Lo studio si concentra sulla gestione dell’infiammazione postoperatoria dopo chirurgia della cataratta, una condizione che può verificarsi dopo l’intervento chirurgico per rimuovere la lente opacizzata dell’occhio. L’obiettivo della ricerca è valutare l’efficacia di una combinazione di due farmaci, dexamethasone sodium phosphate e nepafenac, somministrati insieme in un unico collirio, rispetto all’utilizzo dei singoli componenti separatamente. L’infiammazione può manifestarsi con sintomi come arrossamento o dolore oculare e coinvolgere la camera anteriore, ovvero lo spazio all’interno dell’occhio tra la cornea e l’iride.
Durante la ricerca, i partecipanti riceveranno diverse tipologie di trattamento sotto forma di gocce oculari. Oltre alla combinazione in esame, vengono messi a confronto prodotti contenenti solo nepafenac o solo dexamethasone phosphate. Viene inoltre menzionato l’uso di tobramycin, un antibiotico utilizzato per prevenire le infezioni. Il percorso prevede la somministrazione periodica di questi preparati per monitorare la velocità con cui i segni di infiammazione nell’occhio svaniscono dopo l’operazione.

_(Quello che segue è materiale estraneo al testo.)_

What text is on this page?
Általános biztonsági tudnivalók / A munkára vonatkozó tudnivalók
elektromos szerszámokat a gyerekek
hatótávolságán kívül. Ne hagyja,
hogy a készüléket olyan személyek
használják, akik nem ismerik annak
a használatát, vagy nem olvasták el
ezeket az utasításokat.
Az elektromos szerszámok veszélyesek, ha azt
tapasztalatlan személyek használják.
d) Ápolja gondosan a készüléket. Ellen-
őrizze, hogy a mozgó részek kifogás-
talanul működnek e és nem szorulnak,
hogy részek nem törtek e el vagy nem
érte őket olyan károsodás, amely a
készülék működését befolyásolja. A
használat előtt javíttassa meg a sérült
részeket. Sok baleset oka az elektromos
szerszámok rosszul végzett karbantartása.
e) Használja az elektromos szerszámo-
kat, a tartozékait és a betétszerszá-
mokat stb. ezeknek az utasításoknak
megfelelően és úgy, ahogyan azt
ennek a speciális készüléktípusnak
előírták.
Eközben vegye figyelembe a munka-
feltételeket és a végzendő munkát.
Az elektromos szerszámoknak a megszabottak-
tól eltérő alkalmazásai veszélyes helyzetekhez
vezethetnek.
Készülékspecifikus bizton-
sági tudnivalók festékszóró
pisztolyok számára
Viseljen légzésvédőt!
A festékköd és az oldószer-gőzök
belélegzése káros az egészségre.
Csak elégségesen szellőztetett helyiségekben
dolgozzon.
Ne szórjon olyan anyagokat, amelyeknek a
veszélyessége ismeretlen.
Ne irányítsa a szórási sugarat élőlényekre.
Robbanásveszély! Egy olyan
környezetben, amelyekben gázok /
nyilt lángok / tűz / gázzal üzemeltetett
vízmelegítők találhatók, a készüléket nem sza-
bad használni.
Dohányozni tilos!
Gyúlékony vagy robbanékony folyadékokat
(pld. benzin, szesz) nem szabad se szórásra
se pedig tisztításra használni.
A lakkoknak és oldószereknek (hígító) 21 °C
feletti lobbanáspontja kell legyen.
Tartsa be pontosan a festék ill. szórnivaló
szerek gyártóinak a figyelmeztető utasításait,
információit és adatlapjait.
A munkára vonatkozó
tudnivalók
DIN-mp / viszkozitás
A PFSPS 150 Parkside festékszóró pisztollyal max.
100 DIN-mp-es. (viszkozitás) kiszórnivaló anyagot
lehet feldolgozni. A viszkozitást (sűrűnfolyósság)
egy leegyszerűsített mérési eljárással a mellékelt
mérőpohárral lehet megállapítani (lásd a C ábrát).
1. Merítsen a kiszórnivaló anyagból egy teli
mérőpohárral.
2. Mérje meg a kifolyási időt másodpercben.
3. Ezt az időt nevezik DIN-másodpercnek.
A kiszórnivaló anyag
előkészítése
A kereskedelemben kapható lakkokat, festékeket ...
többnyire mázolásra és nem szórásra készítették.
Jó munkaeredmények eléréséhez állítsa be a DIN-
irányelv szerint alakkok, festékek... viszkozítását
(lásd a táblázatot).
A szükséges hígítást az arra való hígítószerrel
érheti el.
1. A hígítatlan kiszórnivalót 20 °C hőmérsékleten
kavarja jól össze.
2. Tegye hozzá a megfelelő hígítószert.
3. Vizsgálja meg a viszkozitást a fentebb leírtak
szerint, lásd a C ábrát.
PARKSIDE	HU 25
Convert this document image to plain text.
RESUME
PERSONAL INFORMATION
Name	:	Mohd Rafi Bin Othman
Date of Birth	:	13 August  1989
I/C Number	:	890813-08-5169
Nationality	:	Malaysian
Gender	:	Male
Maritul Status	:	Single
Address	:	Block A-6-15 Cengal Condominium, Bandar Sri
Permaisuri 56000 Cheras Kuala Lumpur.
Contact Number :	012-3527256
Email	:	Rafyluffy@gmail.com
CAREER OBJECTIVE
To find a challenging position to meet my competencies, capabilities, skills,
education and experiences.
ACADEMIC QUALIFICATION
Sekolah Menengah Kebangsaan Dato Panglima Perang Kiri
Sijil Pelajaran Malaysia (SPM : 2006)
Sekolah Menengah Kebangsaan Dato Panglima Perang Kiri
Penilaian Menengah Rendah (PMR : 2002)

Il monitoraggio dello stato di salute dell’occhio avverrà attraverso vari controlli. Verranno esaminate condizioni come l’iperemia congiuntivale, che indica un arrossamento della parte bianca dell’occhio, e la pressione intraoculare, ovvero la forza esercitata dai liquidi all’interno dell’occhio. Inoltre, si utilizzerà la tomografia a coerenza ottica, una tecnica di imaging che permette di vedere con precisione lo spessore della macula, la parte centrale della retina, per assicurarsi che non si sviluppino gonfiori o cambiamenti indesiderati.